All four municipalities said they had determined they were legally bound to send the documents to the governor's office.
"There's been a lot of conversation among the four cities," said David Moore, city solicitor in Worcester, the state's second-largest city, where more than a dozen out-of-state couples have applied for licenses in the last two days.
"Eventually you're going to have to give up the records, so you might as well do it on the first ask with civility and courtesy. I hope this issue doesn't get any further than some unpleasant reading in the governor's office," Moore said.
Romney's stance on out-of-state couples is based on a 1913 law, adopted in part to bar interracial marriages. The law says the state cannot marry out-of-state couples if their marriage would be void in the couples' home states. The governor has interpreted that to mean that since no other state will marry same-sex couples, Massachusetts can marry only its own residents or those who swear under oath that they intend to move here.
Springfield, Provincetown, Worcester and Somerville have contended that they have never denied out-of-state heterosexual couples marriage licenses, and to do so with same-sex couples would be discriminatory. They say that any application should be accepted as long as a same-sex couple signs the form, which requires them to swear on penalty of perjury that they know of "no legal impediment" to marriage.
"We're on sound legal ground as far as the decision to issue licenses to those couples," Curtatone said. "I'll fight that battle any day of the week."
Gay-rights advocates and city officials said that if the governor's office takes action against the clerks or the couples, a legal battle will result.
"Given that this is a statute that appears to have been put in place to prevent people of different races from getting married in Massachusetts, it has a shameful history, and it is appalling if the state tries to use that today to prevent people from getting married in Massachusetts," said Kevin Cathcart, executive director of Lambda Legal Defense and Education Fund, a national gay civil rights group.
"If they do that, I have to say they are inviting a challenge to a statute whose constitutionality seems doubtful," he said.
The challenges could come from the out-of-state couples themselves or from the Massachusetts municipalities.
Several out-of-state couples have said they would be willing to be part of lawsuit, if necessary, to assert the legitimacy of their Massachusetts marriage licenses.

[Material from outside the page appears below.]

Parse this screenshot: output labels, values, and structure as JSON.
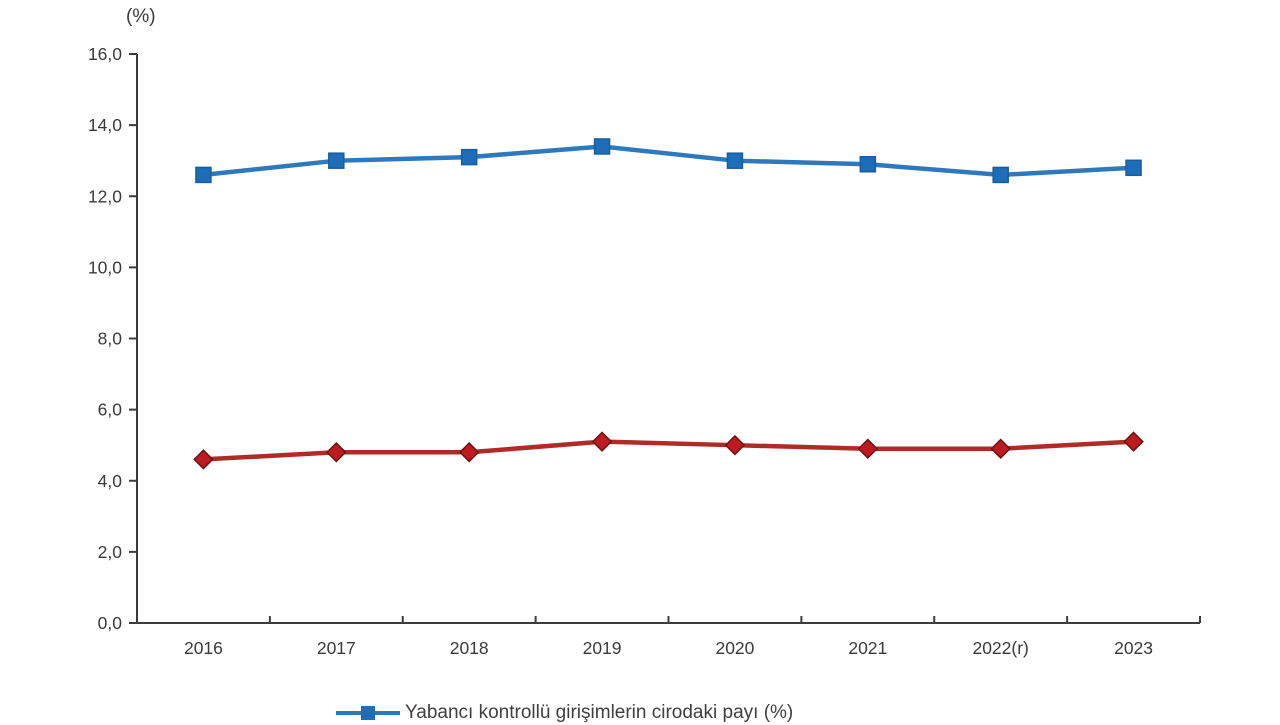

"If I needed to I would want to fight it," said Chris Bianchi, 29, of Rochester, New York, who married Dennis Skinner, 27, on Tuesday in Somerville.
Bianchi said they would take their marriage license to City Hall in Rochester next week and seek to have their marriage recognized.

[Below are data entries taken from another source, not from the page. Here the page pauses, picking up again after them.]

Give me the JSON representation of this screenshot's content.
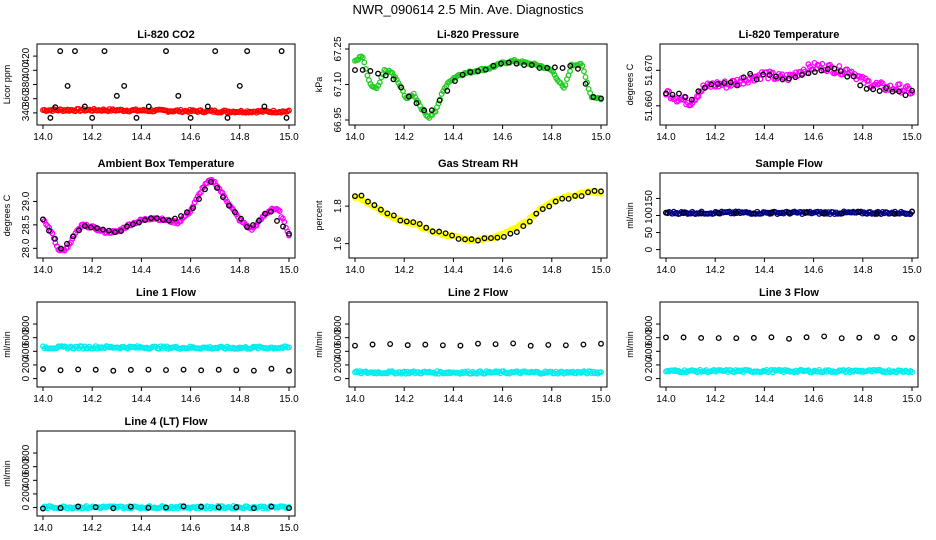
{
  "title": "NWR_090614  2.5 Min. Ave. Diagnostics",
  "colors": {
    "red": "#ff0000",
    "green": "#22cc22",
    "magenta": "#ff00ff",
    "yellow": "#ffff00",
    "navy": "#000080",
    "cyan": "#00eeee",
    "black": "#000000"
  },
  "chart_data": [
    {
      "type": "scatter",
      "title": "Li-820 CO2",
      "ylabel": "Licor ppm",
      "xlim": [
        14.0,
        15.0
      ],
      "ylim": [
        330,
        430
      ],
      "x_ticks": [
        "14.0",
        "14.2",
        "14.4",
        "14.6",
        "14.8",
        "15.0"
      ],
      "y_ticks": [
        "340",
        "360",
        "380",
        "400",
        "420"
      ],
      "series": [
        {
          "color": "red",
          "values_x": [
            14.0,
            14.25,
            14.5,
            14.75,
            15.0
          ],
          "values_y": [
            344,
            344,
            343,
            342,
            342
          ]
        },
        {
          "color": "black",
          "values_x": [
            14.03,
            14.05,
            14.07,
            14.1,
            14.13,
            14.17,
            14.2,
            14.25,
            14.3,
            14.33,
            14.38,
            14.43,
            14.5,
            14.55,
            14.6,
            14.67,
            14.7,
            14.75,
            14.8,
            14.83,
            14.9,
            14.97,
            14.99
          ],
          "values_y": [
            333,
            348,
            427,
            378,
            427,
            349,
            333,
            427,
            364,
            378,
            333,
            349,
            427,
            364,
            333,
            349,
            427,
            333,
            378,
            427,
            349,
            427,
            333
          ]
        }
      ]
    },
    {
      "type": "scatter",
      "title": "Li-820 Pressure",
      "ylabel": "kPa",
      "xlim": [
        14.0,
        15.0
      ],
      "ylim": [
        66.95,
        67.25
      ],
      "x_ticks": [
        "14.0",
        "14.2",
        "14.4",
        "14.6",
        "14.8",
        "15.0"
      ],
      "y_ticks": [
        "66.95",
        "67.10",
        "67.25"
      ],
      "series": [
        {
          "color": "green",
          "values_x": [
            14.0,
            14.03,
            14.06,
            14.09,
            14.12,
            14.15,
            14.18,
            14.21,
            14.24,
            14.27,
            14.3,
            14.33,
            14.36,
            14.39,
            14.42,
            14.46,
            14.5,
            14.55,
            14.6,
            14.65,
            14.7,
            14.75,
            14.8,
            14.85,
            14.88,
            14.92,
            14.96,
            15.0
          ],
          "values_y": [
            67.2,
            67.22,
            67.1,
            67.08,
            67.16,
            67.15,
            67.1,
            67.04,
            67.06,
            67.0,
            66.96,
            66.99,
            67.08,
            67.12,
            67.14,
            67.15,
            67.16,
            67.17,
            67.19,
            67.2,
            67.19,
            67.18,
            67.16,
            67.08,
            67.18,
            67.19,
            67.05,
            67.04
          ]
        },
        {
          "color": "black",
          "values_x": [
            14.05,
            14.14,
            14.25,
            14.3,
            14.42,
            14.5,
            14.62,
            14.7,
            14.8,
            14.9,
            14.97
          ],
          "values_y": [
            67.16,
            67.14,
            67.02,
            66.98,
            67.13,
            67.16,
            67.19,
            67.18,
            67.17,
            67.18,
            67.04
          ]
        }
      ]
    },
    {
      "type": "scatter",
      "title": "Li-820 Temperature",
      "ylabel": "degrees C",
      "xlim": [
        14.0,
        15.0
      ],
      "ylim": [
        51.656,
        51.676
      ],
      "x_ticks": [
        "14.0",
        "14.2",
        "14.4",
        "14.6",
        "14.8",
        "15.0"
      ],
      "y_ticks": [
        "51.660",
        "51.670"
      ],
      "series": [
        {
          "color": "magenta",
          "values_x": [
            14.0,
            14.05,
            14.1,
            14.15,
            14.2,
            14.25,
            14.3,
            14.35,
            14.4,
            14.45,
            14.5,
            14.55,
            14.6,
            14.65,
            14.7,
            14.75,
            14.8,
            14.85,
            14.9,
            14.95,
            15.0
          ],
          "values_y": [
            51.664,
            51.662,
            51.661,
            51.665,
            51.666,
            51.666,
            51.667,
            51.668,
            51.669,
            51.668,
            51.668,
            51.67,
            51.671,
            51.671,
            51.67,
            51.67,
            51.667,
            51.666,
            51.665,
            51.665,
            51.664
          ]
        },
        {
          "color": "black",
          "values_x": [
            14.03,
            14.1,
            14.17,
            14.24,
            14.3,
            14.4,
            14.5,
            14.58,
            14.65,
            14.72,
            14.8,
            14.88,
            14.95
          ],
          "values_y": [
            51.663,
            51.662,
            51.665,
            51.666,
            51.667,
            51.669,
            51.668,
            51.67,
            51.671,
            51.67,
            51.666,
            51.665,
            51.664
          ]
        }
      ]
    },
    {
      "type": "scatter",
      "title": "Ambient Box Temperature",
      "ylabel": "degrees C",
      "xlim": [
        14.0,
        15.0
      ],
      "ylim": [
        27.9,
        29.5
      ],
      "x_ticks": [
        "14.0",
        "14.2",
        "14.4",
        "14.6",
        "14.8",
        "15.0"
      ],
      "y_ticks": [
        "28.0",
        "28.5",
        "29.0"
      ],
      "series": [
        {
          "color": "magenta",
          "values_x": [
            14.0,
            14.03,
            14.06,
            14.08,
            14.1,
            14.13,
            14.16,
            14.2,
            14.25,
            14.3,
            14.35,
            14.4,
            14.45,
            14.5,
            14.55,
            14.6,
            14.65,
            14.68,
            14.7,
            14.75,
            14.8,
            14.85,
            14.9,
            14.93,
            14.96,
            15.0
          ],
          "values_y": [
            28.6,
            28.4,
            28.0,
            27.95,
            28.0,
            28.3,
            28.5,
            28.45,
            28.35,
            28.35,
            28.5,
            28.6,
            28.65,
            28.6,
            28.55,
            28.8,
            29.3,
            29.45,
            29.4,
            29.0,
            28.6,
            28.4,
            28.7,
            28.85,
            28.8,
            28.3
          ]
        },
        {
          "color": "black",
          "values_x": [
            14.0,
            14.08,
            14.16,
            14.24,
            14.3,
            14.38,
            14.45,
            14.52,
            14.6,
            14.68,
            14.76,
            14.84,
            14.92,
            15.0
          ],
          "values_y": [
            28.6,
            27.95,
            28.5,
            28.4,
            28.35,
            28.55,
            28.65,
            28.6,
            28.8,
            29.45,
            28.9,
            28.4,
            28.8,
            28.3
          ]
        }
      ]
    },
    {
      "type": "scatter",
      "title": "Gas Stream RH",
      "ylabel": "percent",
      "xlim": [
        14.0,
        15.0
      ],
      "ylim": [
        1.55,
        1.95
      ],
      "x_ticks": [
        "14.0",
        "14.2",
        "14.4",
        "14.6",
        "14.8",
        "15.0"
      ],
      "y_ticks": [
        "1.6",
        "1.8"
      ],
      "series": [
        {
          "color": "yellow",
          "values_x": [
            14.0,
            14.05,
            14.1,
            14.15,
            14.2,
            14.25,
            14.3,
            14.35,
            14.4,
            14.45,
            14.5,
            14.55,
            14.6,
            14.65,
            14.7,
            14.75,
            14.8,
            14.85,
            14.9,
            14.95,
            15.0
          ],
          "values_y": [
            1.85,
            1.82,
            1.78,
            1.74,
            1.72,
            1.7,
            1.67,
            1.65,
            1.64,
            1.62,
            1.62,
            1.63,
            1.65,
            1.68,
            1.72,
            1.78,
            1.82,
            1.85,
            1.86,
            1.88,
            1.87
          ]
        },
        {
          "color": "black",
          "values_x": [
            14.02,
            14.1,
            14.18,
            14.26,
            14.34,
            14.42,
            14.5,
            14.58,
            14.66,
            14.74,
            14.82,
            14.9,
            14.98
          ],
          "values_y": [
            1.86,
            1.78,
            1.73,
            1.7,
            1.66,
            1.63,
            1.62,
            1.63,
            1.66,
            1.76,
            1.83,
            1.85,
            1.88
          ]
        }
      ]
    },
    {
      "type": "scatter",
      "title": "Sample Flow",
      "ylabel": "ml/min",
      "xlim": [
        14.0,
        15.0
      ],
      "ylim": [
        -10,
        210
      ],
      "x_ticks": [
        "14.0",
        "14.2",
        "14.4",
        "14.6",
        "14.8",
        "15.0"
      ],
      "y_ticks": [
        "0",
        "50",
        "100",
        "150"
      ],
      "series": [
        {
          "color": "navy",
          "values_x": [
            14.0,
            14.25,
            14.5,
            14.75,
            15.0
          ],
          "values_y": [
            108,
            108,
            108,
            108,
            108
          ]
        },
        {
          "color": "black",
          "values_x": [
            14.0,
            14.25,
            14.5,
            14.75,
            15.0
          ],
          "values_y": [
            108,
            108,
            108,
            108,
            108
          ]
        }
      ]
    },
    {
      "type": "scatter",
      "title": "Line 1 Flow",
      "ylabel": "ml/min",
      "xlim": [
        14.0,
        15.0
      ],
      "ylim": [
        -50,
        1050
      ],
      "x_ticks": [
        "14.0",
        "14.2",
        "14.4",
        "14.6",
        "14.8",
        "15.0"
      ],
      "y_ticks": [
        "0",
        "200",
        "400",
        "600",
        "800"
      ],
      "series": [
        {
          "color": "cyan",
          "values_x": [
            14.0,
            14.25,
            14.5,
            14.75,
            15.0
          ],
          "values_y": [
            455,
            460,
            455,
            450,
            455
          ]
        },
        {
          "color": "black",
          "values_x": [
            14.0,
            14.25,
            14.5,
            14.75,
            15.0
          ],
          "values_y": [
            130,
            130,
            130,
            130,
            130
          ]
        }
      ]
    },
    {
      "type": "scatter",
      "title": "Line 2 Flow",
      "ylabel": "ml/min",
      "xlim": [
        14.0,
        15.0
      ],
      "ylim": [
        -50,
        1050
      ],
      "x_ticks": [
        "14.0",
        "14.2",
        "14.4",
        "14.6",
        "14.8",
        "15.0"
      ],
      "y_ticks": [
        "0",
        "200",
        "400",
        "600",
        "800"
      ],
      "series": [
        {
          "color": "cyan",
          "values_x": [
            14.0,
            14.25,
            14.5,
            14.75,
            15.0
          ],
          "values_y": [
            90,
            90,
            90,
            90,
            90
          ]
        },
        {
          "color": "black",
          "values_x": [
            14.0,
            14.25,
            14.5,
            14.75,
            15.0
          ],
          "values_y": [
            500,
            500,
            500,
            500,
            500
          ]
        }
      ]
    },
    {
      "type": "scatter",
      "title": "Line 3 Flow",
      "ylabel": "ml/min",
      "xlim": [
        14.0,
        15.0
      ],
      "ylim": [
        -50,
        1050
      ],
      "x_ticks": [
        "14.0",
        "14.2",
        "14.4",
        "14.6",
        "14.8",
        "15.0"
      ],
      "y_ticks": [
        "0",
        "200",
        "400",
        "600",
        "800"
      ],
      "series": [
        {
          "color": "cyan",
          "values_x": [
            14.0,
            14.25,
            14.5,
            14.75,
            15.0
          ],
          "values_y": [
            110,
            110,
            110,
            110,
            110
          ]
        },
        {
          "color": "black",
          "values_x": [
            14.0,
            14.25,
            14.5,
            14.75,
            15.0
          ],
          "values_y": [
            600,
            600,
            600,
            600,
            600
          ]
        }
      ]
    },
    {
      "type": "scatter",
      "title": "Line 4 (LT) Flow",
      "ylabel": "ml/min",
      "xlim": [
        14.0,
        15.0
      ],
      "ylim": [
        -50,
        1050
      ],
      "x_ticks": [
        "14.0",
        "14.2",
        "14.4",
        "14.6",
        "14.8",
        "15.0"
      ],
      "y_ticks": [
        "0",
        "200",
        "400",
        "600",
        "800"
      ],
      "series": [
        {
          "color": "cyan",
          "values_x": [
            14.0,
            14.25,
            14.5,
            14.75,
            15.0
          ],
          "values_y": [
            5,
            5,
            5,
            5,
            5
          ]
        },
        {
          "color": "black",
          "values_x": [
            14.0,
            14.25,
            14.5,
            14.75,
            15.0
          ],
          "values_y": [
            5,
            5,
            5,
            5,
            5
          ]
        }
      ]
    }
  ]
}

"We're very excited, but a little on the nervous side because we heard what Romney is trying to do," Bianchi said. "It would just kind of feel like a short-lived victory to have it for such a short period of time and have it voided right away."

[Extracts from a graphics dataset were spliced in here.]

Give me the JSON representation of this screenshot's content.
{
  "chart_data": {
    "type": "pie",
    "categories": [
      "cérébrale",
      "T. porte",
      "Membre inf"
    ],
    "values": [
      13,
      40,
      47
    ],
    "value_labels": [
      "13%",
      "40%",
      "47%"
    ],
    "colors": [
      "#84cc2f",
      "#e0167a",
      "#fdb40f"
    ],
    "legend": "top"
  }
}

Cathcart said that couples from a state like New York might face an easier court battle than those from some other states because New York is among a handful of states whose laws do not specifically prohibit same-sex marriage.
New York's attorney general, Eliot Spitzer, has said that under state law same-sex couples cannot marry in New York but that legal marriages from out-of-state should be recognized.
Gretchen Van Ness, a Boston lawyer hired to be a special counsel to Provincetown, where nearly a quarter of roughly 180 marriage applications were from out of state, said the 1913 law has never been interpreted by a court.
"We're in uncertain territory right now," she said.
"The governor has said very clearly that town clerks are supposed to be doing something different than what they've been doing for 30 years.
"The town of Provincetown looked at the law and said they're not going to change doing things.
"We don't actually know what it means, and we're waiting to see what happens," she said.